Предъявитель сего, Уалерий Иаковлевич Брюсов, вероисповедания православного, из мешан, по весьма удовлетворительном выдержании в Московском Университете, в 1894 – 1895 годах, полукурсового испытания и по зачете определенного Уставом числа полугодий на Историко-Филологическом Факультете означенного Университета подвергался испытанию в Историко-филологической Испытательной Комиссии при императорском Московском Университете в апреле и в мае месяцах 1899 года, при чем оказал следующие успехи

1) по сочинению весьма удовлетворительно; 2) по письменным ответам: по русской истории весьма удовлетворительно; по всеобщей истории весьма удовлетворительно; 3) по устным ответам: по греческому языку удовлетворительно, по латинскому языкувесьма удовлетворительно, по русской истории весьма удовлетворительно, по новой истории весьма удовлетворительно, по истории церкви весьма удовлетворительно, по истории славянских народов весьма удовлетворительно, по истории новой философии весьма удовлетворительно.

По сему на основании ст. 81 Общего Устава императорских Российских Университетов 23 августа 1884 года, г. Брюсов, в заседании Историко-филологической Испытательной Комиссии 31 мая 1899 года, удостоен диплома первой степени, со всеми правами и преимуществами, поименованными в ст. 92 Устава и в V п. высочайше утвержденного в 23 день августа 1884 г. мнения Государственного Совета. В удостоверение сего и дан сей диплом г.
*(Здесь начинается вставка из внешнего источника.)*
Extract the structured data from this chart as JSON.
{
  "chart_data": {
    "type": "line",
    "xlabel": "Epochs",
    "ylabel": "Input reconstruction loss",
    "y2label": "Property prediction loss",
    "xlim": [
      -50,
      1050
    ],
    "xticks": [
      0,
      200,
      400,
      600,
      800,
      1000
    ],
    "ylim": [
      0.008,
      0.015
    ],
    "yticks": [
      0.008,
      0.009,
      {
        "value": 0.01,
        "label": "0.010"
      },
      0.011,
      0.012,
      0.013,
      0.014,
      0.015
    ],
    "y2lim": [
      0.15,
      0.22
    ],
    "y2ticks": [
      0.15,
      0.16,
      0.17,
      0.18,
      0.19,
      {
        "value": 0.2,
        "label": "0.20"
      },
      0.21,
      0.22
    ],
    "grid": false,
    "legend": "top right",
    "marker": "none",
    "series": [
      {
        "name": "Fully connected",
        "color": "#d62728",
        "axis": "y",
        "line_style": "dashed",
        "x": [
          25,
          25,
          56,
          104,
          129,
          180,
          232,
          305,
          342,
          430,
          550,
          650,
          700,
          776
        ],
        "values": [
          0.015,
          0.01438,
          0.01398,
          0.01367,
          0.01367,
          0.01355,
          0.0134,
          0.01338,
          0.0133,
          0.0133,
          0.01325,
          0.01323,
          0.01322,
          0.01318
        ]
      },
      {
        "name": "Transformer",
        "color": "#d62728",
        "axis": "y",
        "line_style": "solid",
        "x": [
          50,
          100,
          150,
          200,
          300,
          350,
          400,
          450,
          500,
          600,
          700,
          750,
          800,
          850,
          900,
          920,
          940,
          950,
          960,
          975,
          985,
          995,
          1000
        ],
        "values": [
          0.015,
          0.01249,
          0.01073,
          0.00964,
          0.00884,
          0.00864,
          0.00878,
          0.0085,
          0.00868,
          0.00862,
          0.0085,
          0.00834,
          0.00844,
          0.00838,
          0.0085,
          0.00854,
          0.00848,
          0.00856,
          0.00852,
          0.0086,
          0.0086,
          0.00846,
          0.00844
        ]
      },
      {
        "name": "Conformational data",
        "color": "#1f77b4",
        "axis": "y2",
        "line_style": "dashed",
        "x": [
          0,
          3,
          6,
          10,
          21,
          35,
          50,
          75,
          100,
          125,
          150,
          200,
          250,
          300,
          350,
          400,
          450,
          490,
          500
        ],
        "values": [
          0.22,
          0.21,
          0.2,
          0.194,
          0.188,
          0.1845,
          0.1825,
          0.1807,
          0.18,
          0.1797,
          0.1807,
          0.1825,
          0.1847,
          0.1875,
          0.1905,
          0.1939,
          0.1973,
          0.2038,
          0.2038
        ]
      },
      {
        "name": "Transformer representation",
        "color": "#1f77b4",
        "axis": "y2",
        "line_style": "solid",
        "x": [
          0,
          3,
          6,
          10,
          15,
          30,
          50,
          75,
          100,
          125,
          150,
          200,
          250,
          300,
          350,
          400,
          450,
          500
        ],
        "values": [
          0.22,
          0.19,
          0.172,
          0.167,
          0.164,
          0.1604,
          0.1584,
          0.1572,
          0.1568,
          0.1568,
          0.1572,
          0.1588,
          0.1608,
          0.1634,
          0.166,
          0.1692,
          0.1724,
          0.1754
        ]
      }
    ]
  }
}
Брюсову, за надлежащею подписью и с приложением печати Управления Московского Учебного Округа. Город Москва. Сентября 7 дня 1899 года.

Попечитель Московского Учебного Округа П. Некрасов.

Председатель Историко-филологической Испытательной Комиссии П. Никитин. Правитель Канцелярии П. Богданов (ОР РГБ).


В университете я провел пять лет, один год лишний, потому что был я и на отделении классической филологии, которое потом переменил на отделение историческое. Кроме классиков, я более специально занимался в университете философией, и мое «зачетное сочинение» было написано на тему «Теория познания у Лейбница». Лейбниц стал моим любимейшим философом после того, как я разочаровался в Спинозе. О Лейбнице я прочел груды книг, что, впрочем, не помешало проф. Л.М. Лопатину оценить мою работу довольно скромно: «вполне удовлетворительно». Если же спросить, какие знания вынес я из университета, ответ будет не слишком пространный. Под руководством того же Лопатина я достаточно хорошо изучил философию критицизма (Кант и некоторые его последователи). Проф. Герье заставил меня изучить историю великой революции и внимательно вникнуть в вопросы древней римской историографии и в критику первой декады Ливия. Незабвенный Ключевский и меня увлекал своим изложением некоторых периодов русской истории, но настоящего знания я из его лекций не вынес (разумеется, не по его вине). Проф. П. Г. Виноградов позволил мне совершенно формально отнестись к предметам, которые он читал: истории Греции и истории средних веков. Много блистательных, а порой и прямо гениальных соображений довелось мне слышать на семинариях Ф. Е. Корша… Это, кажется, и все (Автобиография. С. 108).


Более или менее «специально» я занимался в университете первыми веками Римской истории, Салической правдой, русскими начальными летописями, эпохой царя Алексея Михайловича, Великой французской революцией. Вместе с тем тоже более или менее «специально» я занимался историей философии… Немало времени отдал я на изучение Канта и вообще немецкой «идеалистической» философии – вплоть до Фихте и Шопенгауэра. <…>

В юности моим любимым предметом была математика <…> Кроме тех «наук», которые нам преподавали в «средней школе», я изучил позднее аналитическую геометрию, ознакомился с «высшим анализом», заглядывал в учебники «теории чисел», «теории вероятностей», «начертательной геометрии», читал Лобачевского, вообще много интересовался «воображаемой геометрией» и «пангеометрией», пытался вникнуть в идеи Кантора и т.д., и т.д. Но все это было именно «беглым знакомством»: специально математики я не изучал и ее не знаю (Чем я интересовался. Неопубликованный набросок. ОР РГБ).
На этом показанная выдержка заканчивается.